Sunday, May 29, 2011


As a homeschooler, I'm hardly the person to ask about preschool.  But, I have opinions anyway.

Generally, I'm not one who thinks preschool is all that important.  Yes, the skills learned are important.  Kids need to learn colors, numbers, letters, how to wait their turn, and basic classroom behavior.  Any involved parent can teach these skills at home and by involving the child in church or some other program.  

However, two of my children did attend a formal pre-school.  Both Keegan & Dawnlynn have developmental delays.  After participating in the Birth-to-Three early intervention program in our area, they each attended our local public school district's special education preschool.  I can state with conviction that early intervention works.

At school they received speech and occupational therapy that I couldn't provide at home. Keegan went for approximate two hours a day, five days a week.  

Dawnlynn went for the same until January of this year.  She'd begun begging to stay home and crying about going to preschool.  In addition, her development is at target, with the exception of a few speech sounds.  Finally, she was showing a great interest in the schooling we were doing at home.  Over Winter Break, Dawnlynn was much happier staying home with us.  Now she goes to preschool one day a week to continue speech therapy.  

As for my other children, Kathleen was a bright child who was always ahead.  She would have been bored in preschool.  She joined a public school strings class with no problems in 5th grade.  Due to her developmental delays, Constance would have benefited from the early special-ed program.  Baby Benjamin isn't old enough to make the preschool decision yet.

For a typical child, I wouldn't worry about preschool as long as Mom is playing with and teaching the kiddo.  We count stairs while we are climbing them, talk about colors in the produce section at the grocery store, and read together.  We also attend church weekly where the children learn what's expected when in a group.  

Socialization is always a question.  But, how much socialization does a three, four, or five year old really need?  If s/he's an only child, there's an argument for getting some extra outside socialization.  But, if there's more than one child of somewhat similar ages in the family, playing with each other and with other neighbor kids some is plenty of socialization for that age.  

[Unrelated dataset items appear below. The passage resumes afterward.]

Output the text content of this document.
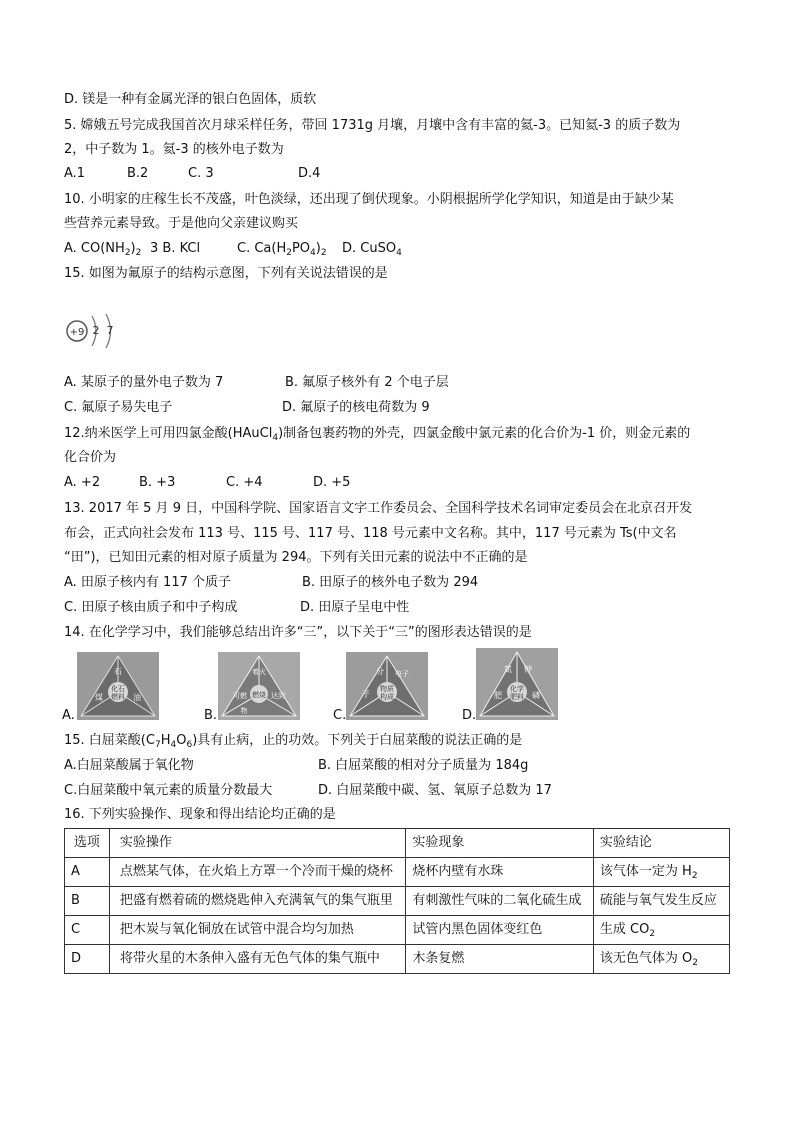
D. 镁是一种有金属光泽的银白色固体，质软
5. 嫦娥五号完成我国首次月球采样任务，带回 1731g 月壤，月壤中含有丰富的氦-3。已知氦-3 的质子数为
2，中子数为 1。氦-3 的核外电子数为
A.1	B.2	C. 3	D.4
10. 小明家的庄稼生长不茂盛，叶色淡绿，还出现了倒伏现象。小阴根据所学化学知识，知道是由于缺少某
些营养元素导致。于是他向父亲建议购买
A. $CO(NH_2)_2$ 3 B. KCl	C. $Ca(H_2PO_4)_2$ D. CuSO$_4$
15. 如图为氟原子的结构示意图，下列有关说法错误的是
+9 2 7
A. 某原子的量外电子数为 7	B. 氟原子核外有 2 个电子层
C. 氟原子易失电子	D. 氟原子的核电荷数为 9
12.纳米医学上可用四氯金酸(HAuCl$_4$)制备包裹药物的外壳，四氯金酸中氯元素的化合价为-1 价，则金元素的
化合价为
A. +2	B. +3	C. +4	D. +5
13. 2017 年 5 月 9 日，中国科学院、国家语言文字工作委员会、全国科学技术名词审定委员会在北京召开发
布会，正式向社会发布 113 号、115 号、117 号、118 号元素中文名称。其中，117 号元素为 Ts(中文名
“田”)，已知田元素的相对原子质量为 294。下列有关田元素的说法中不正确的是
A. 田原子核内有 117 个质子	B. 田原子的核外电子数为 294
C. 田原子核由质子和中子构成	D. 田原子呈电中性
14. 在化学学习中，我们能够总结出许多“三”，以下关于“三”的图形表达错误的是
A.
石
煤	油
化石
燃料
B.
着火
可燃	达到
燃烧
物	C.
分
子
电子
物质
构成
D.
氮 钾
磷
肥
化学
肥料
15. 白屈菜酸$(C_7H_4O_6)$具有止病，止的功效。下列关于白屈菜酸的说法正确的是
A.白屈菜酸属于氧化物	B. 白屈菜酸的相对分子质量为 184g
C.白屈菜酸中氧元素的质量分数最大	D. 白屈菜酸中碳、氢、氧原子总数为 17
16. 下列实验操作、现象和得出结论均正确的是
选项	实验操作	实验现象	实验结论
A	点燃某气体，在火焰上方罩一个冷而干燥的烧杯	烧杯内壁有水珠	该气体一定为 $H_2$
B	把盛有燃着硫的燃烧匙伸入充满氧气的集气瓶里	有刺激性气味的二氧化硫生成	硫能与氧气发生反应
C	把木炭与氧化铜放在试管中混合均匀加热	试管内黑色固体变红色	生成 $CO_2$
D	将带火星的木条伸入盛有无色气体的集气瓶中	木条复燃	该无色气体为 $O_2$
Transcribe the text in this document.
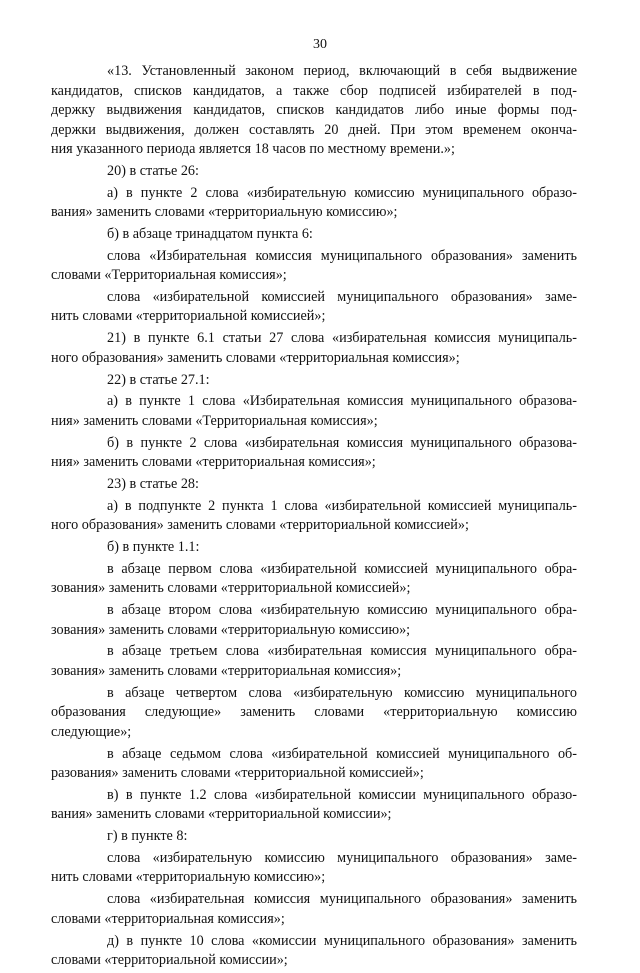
30
«13. Установленный законом период, включающий в себя выдвижение
кандидатов, списков кандидатов, а также сбор подписей избирателей в под-
держку выдвижения кандидатов, списков кандидатов либо иные формы под-
держки выдвижения, должен составлять 20 дней. При этом временем оконча-
ния указанного периода является 18 часов по местному времени.»;
20) в статье 26:
а) в пункте 2 слова «избирательную комиссию муниципального образо-
вания» заменить словами «территориальную комиссию»;
б) в абзаце тринадцатом пункта 6:
слова «Избирательная комиссия муниципального образования» заменить
словами «Территориальная комиссия»;
слова «избирательной комиссией муниципального образования» заме-
нить словами «территориальной комиссией»;
21) в пункте 6.1 статьи 27 слова «избирательная комиссия муниципаль-
ного образования» заменить словами «территориальная комиссия»;
22) в статье 27.1:
а) в пункте 1 слова «Избирательная комиссия муниципального образова-
ния» заменить словами «Территориальная комиссия»;
б) в пункте 2 слова «избирательная комиссия муниципального образова-
ния» заменить словами «территориальная комиссия»;
23) в статье 28:
а) в подпункте 2 пункта 1 слова «избирательной комиссией муниципаль-
ного образования» заменить словами «территориальной комиссией»;
б) в пункте 1.1:
в абзаце первом слова «избирательной комиссией муниципального обра-
зования» заменить словами «территориальной комиссией»;
в абзаце втором слова «избирательную комиссию муниципального обра-
зования» заменить словами «территориальную комиссию»;
в абзаце третьем слова «избирательная комиссия муниципального обра-
зования» заменить словами «территориальная комиссия»;
в абзаце четвертом слова «избирательную комиссию муниципального
образования следующие» заменить словами «территориальную комиссию
следующие»;
в абзаце седьмом слова «избирательной комиссией муниципального об-
разования» заменить словами «территориальной комиссией»;
в) в пункте 1.2 слова «избирательной комиссии муниципального образо-
вания» заменить словами «территориальной комиссии»;
г) в пункте 8:
слова «избирательную комиссию муниципального образования» заме-
нить словами «территориальную комиссию»;
слова «избирательная комиссия муниципального образования» заменить
словами «территориальная комиссия»;
д) в пункте 10 слова «комиссии муниципального образования» заменить
словами «территориальной комиссии»;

Finally, I don't think that preschool is bad.  I don't think that parents who put their kids in pre-school are bad.  There are lots of good reasons that families make the choices they do.  I just don't think that a child who doesn't go to preschool is doomed.  


Anonymous said...

I'm interested in this topic as a homeschooling mother, a citizen and a woman who enjoys learning and educational pursuits of all kinds and ages.
The socialization argument is without foundation. Children are socialized in families. And unless we keep them locked up, they are socialized when they go out of the house. Shopping, errands, libraries,
play mates. I think socialization as far as being external and separate from the family is a bit hooky. And, I could make a case against the negative socialization that occurs at school. Sometimes it can become quite Lord of the flies. There are myriad socialization scenarios I don't care for my children to experience before they are prepared.
I'd like to make a case for the innocence of a childhood as well. We're in such a rush in our country to grow our children up faster and faster. Let them be little children, savor their childhoods... protect that remarkable time that fades all too fast.
With a caring parent near by to help navigate social situations and with teaching and positive interactions with others (ie" in the family, or wherever the family goes together), I believe the child can be ready for the time of life children are truly geared for more social interaction outside of family networks... those teen years. :)
You make good points about children who need therapies or special helps. Parents should be able to use all that society offers for the benefit and blessing of each child individually. Yet another boon of homeschooling! :)
This is half baked, and already too long. Interesting topic though!

Dawnette said...

I read an article recently that said that playdates are more important because families are having fewer children. In the past, playdates weren't important because the kids in the family "socialized" each other. I wish I remembered where I found it.

Being a grownup, I get to choose my friends. They aren't my friends just because they are the same people who go to the same school that I do. I like being able to pick my friends. I don't see why my kids can't enjoy that ability too.

Also, I keep thinking, how many of my high school friends do I really keep in contact with? Sure, I enjoy following them on facebook, but I don't get together with them on holidays. I spend that time with my siblings, parents & children - with my family. The family relationship will last forever. That relationship takes precedence over any other.